Não existe sustentabilidade sem desconforto e sacrifício; é preciso pensar em um gabinete permanente de crise
“O pensador, quando se debruça em seus estudos sobre o que acha melhor para a sociedade, não vai conseguir fazê-lo de barriga vazia. Ele depende de que seu café da manhã tenha sido produzido por um processo social que vai muito além de sua compreensão plena.
“Seu desjejum depende de trabalhadores em plantações de café brasileiras, em laranjais da Flórida, em canaviais cubanos, plantações de trigo nas Dakotas, laticínios em Nova Iorque; de que tudo isso seja encaminhado por navios, trilhos de trem e caminhões, que seja cozinhado com carvão da Pensilvânia em utensílios feitos de alumínio, porcelana, aço e vidro.

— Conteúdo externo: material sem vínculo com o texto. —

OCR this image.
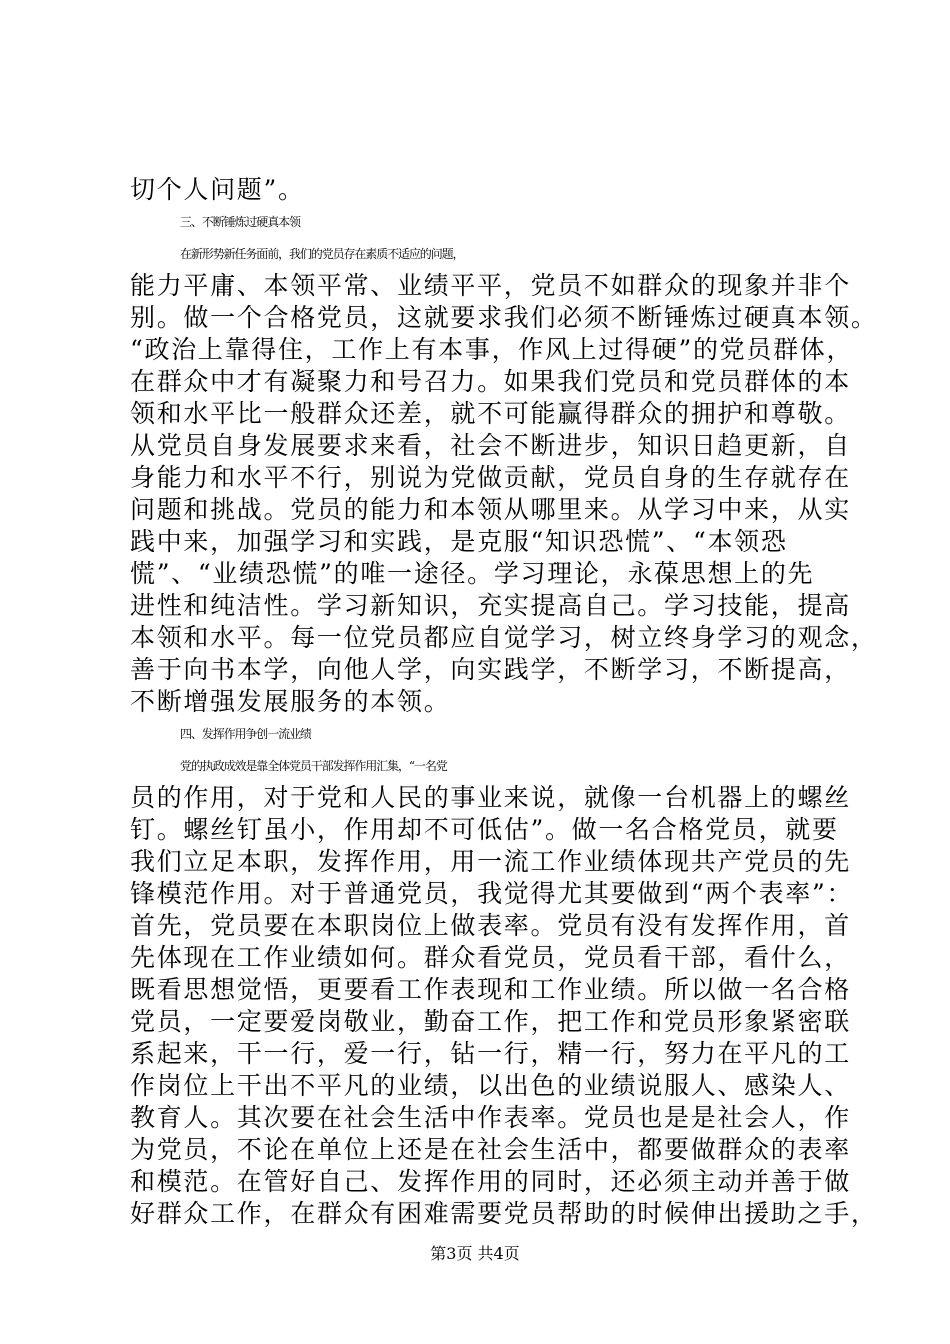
切个人问题”。
三、不断锤炼过硬真本领
在新形势新任务面前，我们的党员存在素质不适应的问题，
能力平庸、本领平常、业绩平平，党员不如群众的现象并非个
别。做一个合格党员，这就要求我们必须不断锤炼过硬真本领。
“政治上靠得住，工作上有本事，作风上过得硬”的党员群体，
在群众中才有凝聚力和号召力。如果我们党员和党员群体的本
领和水平比一般群众还差，就不可能赢得群众的拥护和尊敬。
从党员自身发展要求来看，社会不断进步，知识日趋更新，自
身能力和水平不行，别说为党做贡献，党员自身的生存就存在
问题和挑战。党员的能力和本领从哪里来。从学习中来，从实
践中来，加强学习和实践，是克服“知识恐慌”、“本领恐
慌”、“业绩恐慌”的唯一途径。学习理论，永葆思想上的先
进性和纯洁性。学习新知识，充实提高自己。学习技能，提高
本领和水平。每一位党员都应自觉学习，树立终身学习的观念，
善于向书本学，向他人学，向实践学，不断学习，不断提高，
不断增强发展服务的本领。
四、发挥作用争创一流业绩
党的执政成效是靠全体党员干部发挥作用汇集，“一名党
员的作用，对于党和人民的事业来说，就像一台机器上的螺丝
钉。螺丝钉虽小，作用却不可低估”。做一名合格党员，就要
我们立足本职，发挥作用，用一流工作业绩体现共产党员的先
锋模范作用。对于普通党员，我觉得尤其要做到“两个表率”：
首先，党员要在本职岗位上做表率。党员有没有发挥作用，首
先体现在工作业绩如何。群众看党员，党员看干部，看什么，
既看思想觉悟，更要看工作表现和工作业绩。所以做一名合格
党员，一定要爱岗敬业，勤奋工作，把工作和党员形象紧密联
系起来，干一行，爱一行，钻一行，精一行，努力在平凡的工
作岗位上干出不平凡的业绩，以出色的业绩说服人、感染人、
教育人。其次要在社会生活中作表率。党员也是是社会人，作
为党员，不论在单位上还是在社会生活中，都要做群众的表率
和模范。在管好自己、发挥作用的同时，还必须主动并善于做
好群众工作，在群众有困难需要党员帮助的时候伸出援助之手，
第3页 共4页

“Mas ninguém conseguiria compreender ou planejar deliberadamente todos os detalhes dos processos que trazem o resultado final para cima de sua mesa de café. É a existência de um sistema infinitamente complexo como esse que permite a uma pessoa tomar seu desjejum despreocupadamente e então se dedicar a pensar sobre seus planos de mudança social.”

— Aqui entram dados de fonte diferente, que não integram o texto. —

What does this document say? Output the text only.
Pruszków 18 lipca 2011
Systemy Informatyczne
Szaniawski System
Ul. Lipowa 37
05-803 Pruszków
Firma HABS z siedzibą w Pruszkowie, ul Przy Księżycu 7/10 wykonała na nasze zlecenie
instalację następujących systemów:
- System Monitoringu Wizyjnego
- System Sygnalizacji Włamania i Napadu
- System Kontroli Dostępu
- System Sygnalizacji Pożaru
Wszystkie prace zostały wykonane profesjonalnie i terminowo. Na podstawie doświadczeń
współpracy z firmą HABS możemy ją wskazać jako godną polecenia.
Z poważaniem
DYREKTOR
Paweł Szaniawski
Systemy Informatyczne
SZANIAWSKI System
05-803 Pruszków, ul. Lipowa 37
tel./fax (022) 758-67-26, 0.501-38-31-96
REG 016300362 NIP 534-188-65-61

Esse é um trecho, traduzido livremente, do livro “The Good Society” (1937), escrito pelo influente escritor norte-americano Walter Lippman. A vinheta ilustra bem como estamos inseridos em redes intrincadas de fornecimento de produtos e serviços, que se encaixam tão bem a ponto de presumirmos que são naturais e invisíveis.
De certa forma, somos como crianças, achando que a comida aparece sozinha no supermercado. Esse pensamento mágico se estende para o que se vende como “solução” para as mudanças climáticas.

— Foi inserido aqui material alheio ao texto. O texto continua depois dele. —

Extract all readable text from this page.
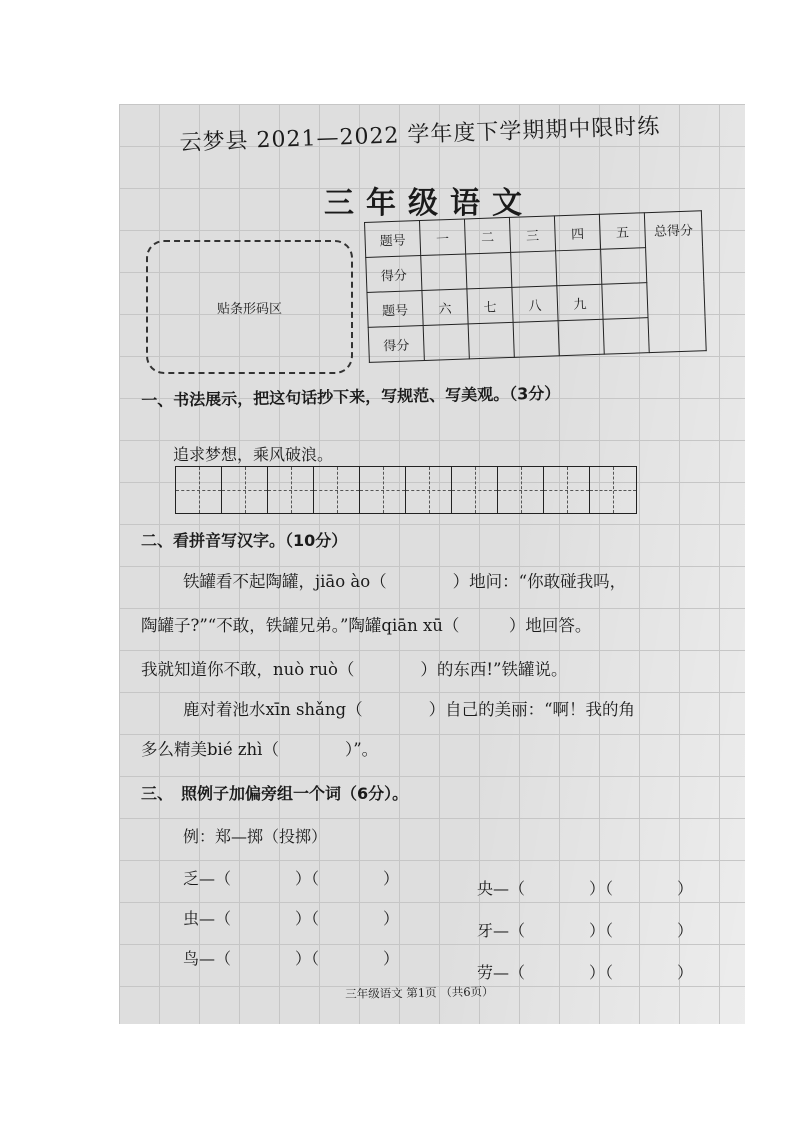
云梦县 2021—2022 学年度下学期期中限时练
三年级语文
贴条形码区
题号	一	二	三	四	五	总得分
得分						
题号	六	七	八	九		
得分						
一、书法展示，把这句话抄下来，写规范、写美观。（3分）
追求梦想，乘风破浪。
二、看拼音写汉字。（10分）
铁罐看不起陶罐，jiāo ào（　　　　）地问：“你敢碰我吗，
陶罐子?”“不敢，铁罐兄弟。”陶罐qiān xū（　　　）地回答。
我就知道你不敢，nuò ruò（　　　　）的东西!”铁罐说。
鹿对着池水xīn shǎng（　　　　）自己的美丽：“啊！我的角
多么精美bié zhì（　　　　）”。
三、　照例子加偏旁组一个词（6分）。
例：郑—掷（投掷）
乏—（　　　　）（　　　　）
虫—（　　　　）（　　　　）
鸟—（　　　　）（　　　　）
央—（　　　　）（　　　　）
牙—（　　　　）（　　　　）
劳—（　　　　）（　　　　）
三年级语文 第1页 （共6页）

Tome-se, por exemplo, o caso da Dinamarca. Tem coisa mais inspiradora que o país conhecido pelas bicicletas, brinquedos de encaixar e construções sustentáveis? Como lembra Vaclav Smil, considerado o maior especialista mundial em energia, o país nórdico, com metade de sua eletricidade vinda de fontes eólicas, é frequentemente apontado como um sucesso da descarbonização da economia, tendo cortado, nos últimos 30 anos, 56% de suas emissões relativas à produção de energia.
E ainda saem bem na foto, dando uns trocados para o Fundo Amazônia e exaltando o papel do Brasil na transição energética, como em visita recente de parlamentares daquele país, relatada por este Poder360.
Mas agora vem o choque de realidade. A Dinamarca não produz nenhum dos metais centrais da economia mundial (alumínio, cobre, ferro e aço), não manufatura papel ou vidro plano, não sintetiza amônia (base dos fertilizantes modernos) e nem mesmo monta carros. Todos esses produtos, lembra Smil, são bastante intensivos em energia. Logo, terceirizar as emissões associadas com sua produção a outros países cria uma reputação verde imerecida.
PACTO
Na mesma linha, tem aroma dinamarquês o Pacto pela Transformação Ecológica (PDF – 669 kB) assinado por representantes dos Três Poderes brasileiros, em 21 de agosto. A intenção é nobre, mas estamos novamente no campo do autoengano.
Vaclav Smil deixa claro que ainda nem atingimos o pico de emissões de gases do efeito estufa e que as soluções necessárias para a descarbonização da economia mundial não chegarão até a data mítica de 2050, quando se esperaria, como em um conto de fadas, emissões líquidas zeradas.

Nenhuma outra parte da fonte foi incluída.